Dans un communiqué relayé par plusieurs médias, l’AFC/M23 a revendiqué l’opération, affirmant avoir ciblé un centre de commandement de drones des FARDC installé à l’aéroport de Bangoka. Le mouvement rebelle soutient vouloir empêcher l’utilisation de cette plateforme pour des frappes contre les zones sous son contrôle.
Les autorités congolaises, de leur côté, dénoncent une nouvelle escalade sécuritaire mettant en danger les populations civiles et les activités aériennes dans la région. Déjà au début du mois de février puis en mars 2026, plusieurs attaques similaires avaient été signalées contre le même aéroport, sans provoquer officiellement de dégâts majeurs ni de pertes humaines. Les FARDC avaient alors annoncé avoir intercepté plusieurs drones avant qu’ils n’atteignent leurs cibles.

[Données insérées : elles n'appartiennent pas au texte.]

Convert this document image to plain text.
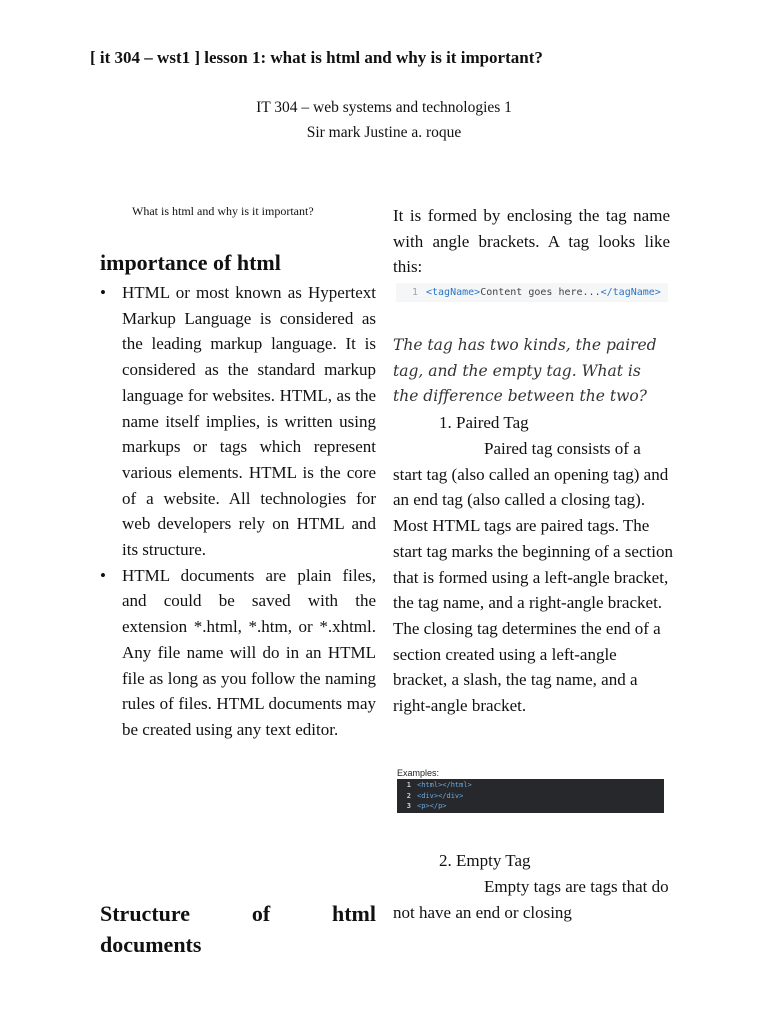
[ it 304 – wst1 ] lesson 1: what is html and why is it important?
IT 304 – web systems and technologies 1
Sir mark Justine a. roque
What is html and why is it important?
importance of html
• HTML or most known as Hypertext Markup Language is considered as the leading markup language. It is considered as the standard markup language for websites. HTML, as the name itself implies, is written using markups or tags which represent various elements. HTML is the core of a website. All technologies for web developers rely on HTML and its structure.
• HTML documents are plain files, and could be saved with the extension *.html, *.htm, or *.xhtml. Any file name will do in an HTML file as long as you follow the naming rules of files. HTML documents may be created using any text editor.
Structure	of	html
documents
It is formed by enclosing the tag name with angle brackets. A tag looks like this:
1 <tagName>Content goes here...</tagName>
The tag has two kinds, the paired tag, and the empty tag. What is the difference between the two?
1. Paired Tag
Paired tag consists of a start tag (also called an opening tag) and an end tag (also called a closing tag). Most HTML tags are paired tags. The start tag marks the beginning of a section that is formed using a left-angle bracket, the tag name, and a right-angle bracket. The closing tag determines the end of a section created using a left-angle bracket, a slash, the tag name, and a right-angle bracket.
Examples:
1 <html></html>
2 <div></div>
3 <p></p>
2. Empty Tag
Empty tags are tags that do not have an end or closing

Situé à une vingtaine de kilomètres du centre-ville de Kisangani, l’aéroport international de Bangoka constitue une infrastructure stratégique majeure de la RDC. Il sert aussi bien aux vols civils qu’aux opérations militaires et logistiques.
Cette attaque intervient dans un contexte régional particulièrement tendu, alors que les affrontements persistent dans l’Est de la RDC malgré plusieurs initiatives diplomatiques et des discussions de cessez-le-feu engagées sous médiation internationale.